Also, I'm not sure that matching the developer's expectation in all situations is a reasonable goal for a language, if by “the developer” you mean “every developer.” A developer that understands the language rules will expect every program to do what it actually does. The real question is whether the rules describe a system for which most people can form a coherent mental model.

The “component processing” code doesn't say Int and String are going to be the only models of Runcible and Fungible respectively, nor that other conformances won't be created. Someone could always make each of them conform to both protocols. Would that surprise the developer? I'm guessing, by your definition, it would. AFAICT, the only way to even plausibly hold a reasonable expectation that would be violated by this code is to put a loud comment on these protocols that says not to create conformances to them, or make them private to a local context.

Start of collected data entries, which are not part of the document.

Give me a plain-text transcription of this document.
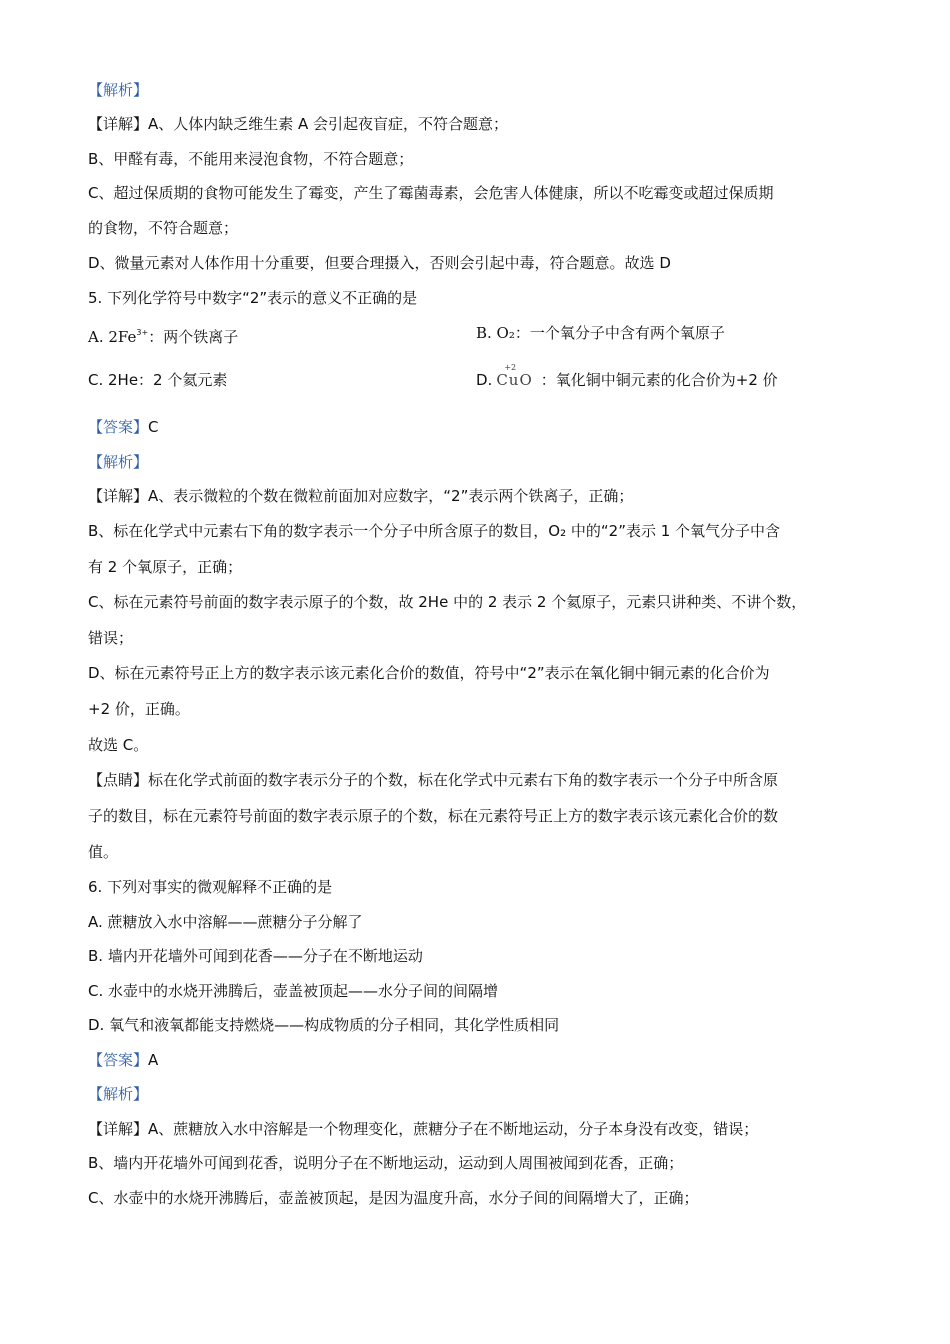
【解析】
【详解】A、人体内缺乏维生素 A 会引起夜盲症，不符合题意；
B、甲醛有毒，不能用来浸泡食物，不符合题意；
C、超过保质期的食物可能发生了霉变，产生了霉菌毒素，会危害人体健康，所以不吃霉变或超过保质期
的食物，不符合题意；
D、微量元素对人体作用十分重要，但要合理摄入，否则会引起中毒，符合题意。故选 D
5. 下列化学符号中数字“2”表示的意义不正确的是
A. $2Fe^{3+}$：两个铁离子	B. O₂：一个氧分子中含有两个氧原子
C. 2He：2 个氦元素	D.
+2
CuO ：氧化铜中铜元素的化合价为+2 价
【答案】C
【解析】
【详解】A、表示微粒的个数在微粒前面加对应数字，“2”表示两个铁离子，正确；
B、标在化学式中元素右下角的数字表示一个分子中所含原子的数目，O₂ 中的“2”表示 1 个氧气分子中含
有 2 个氧原子，正确；
C、标在元素符号前面的数字表示原子的个数，故 2He 中的 2 表示 2 个氦原子，元素只讲种类、不讲个数，
错误；
D、标在元素符号正上方的数字表示该元素化合价的数值，符号中“2”表示在氧化铜中铜元素的化合价为
+2 价，正确。
故选 C。
【点睛】标在化学式前面的数字表示分子的个数，标在化学式中元素右下角的数字表示一个分子中所含原
子的数目，标在元素符号前面的数字表示原子的个数，标在元素符号正上方的数字表示该元素化合价的数
值。
6. 下列对事实的微观解释不正确的是
A. 蔗糖放入水中溶解——蔗糖分子分解了
B. 墙内开花墙外可闻到花香——分子在不断地运动
C. 水壶中的水烧开沸腾后，壶盖被顶起——水分子间的间隔增
D. 氧气和液氧都能支持燃烧——构成物质的分子相同，其化学性质相同
【答案】A
【解析】
【详解】A、蔗糖放入水中溶解是一个物理变化，蔗糖分子在不断地运动，分子本身没有改变，错误；
B、墙内开花墙外可闻到花香，说明分子在不断地运动，运动到人周围被闻到花香，正确；
C、水壶中的水烧开沸腾后，壶盖被顶起，是因为温度升高，水分子间的间隔增大了，正确；
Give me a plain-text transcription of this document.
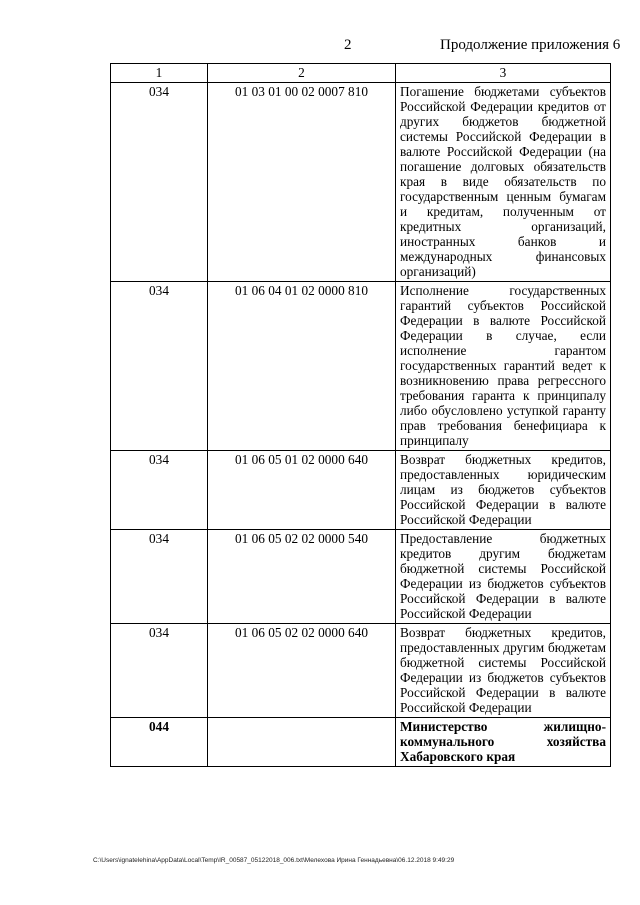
2	Продолжение приложения 6
1	2	3
034	01 03 01 00 02 0007 810	Погашение бюджетами субъектов Российской Федерации кредитов от других бюджетов бюджетной системы Российской Федерации в валюте Российской Федерации (на погашение долговых обязательств края в виде обязательств по государственным ценным бумагам и кредитам, полученным от кредитных организаций, иностранных банков и международных финансовых организаций)
034	01 06 04 01 02 0000 810	Исполнение государственных гарантий субъектов Российской Федерации в валюте Российской Федерации в случае, если исполнение гарантом государственных гарантий ведет к возникновению права регрессного требования гаранта к принципалу либо обусловлено уступкой гаранту прав требования бенефициара к принципалу
034	01 06 05 01 02 0000 640	Возврат бюджетных кредитов, предоставленных юридическим лицам из бюджетов субъектов Российской Федерации в валюте Российской Федерации
034	01 06 05 02 02 0000 540	Предоставление бюджетных кредитов другим бюджетам бюджетной системы Российской Федерации из бюджетов субъектов Российской Федерации в валюте Российской Федерации
034	01 06 05 02 02 0000 640	Возврат бюджетных кредитов, предоставленных другим бюджетам бюджетной системы Российской Федерации из бюджетов субъектов Российской Федерации в валюте Российской Федерации
044		Министерство жилищно-коммунального хозяйства Хабаровского края
C:\Users\ignatelehina\AppData\Local\Temp\IR_00587_05122018_006.txt\Мелехова Ирина Геннадьевна\06.12.2018 9:49:29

I'm not sure there is a semantics that anyone can understand for what happens here. The Any doesn't have any information about what context it came from; it only holds a String, which is the same String type that can come from anywhere in the program, so the runtime doesn't have any sense of where to look for conformances when asked to look for one globally. Some possibilities would be:

  • it does a global search and just stops at the first one it finds, so it's arbitrary which one wins
  • it does the search from the perspective of where the dynamic cast is written. In the example above, the context of processComponents() only sees the A conformances for Int and String, which would be different from the B conformance used in the local contexts that registered the components.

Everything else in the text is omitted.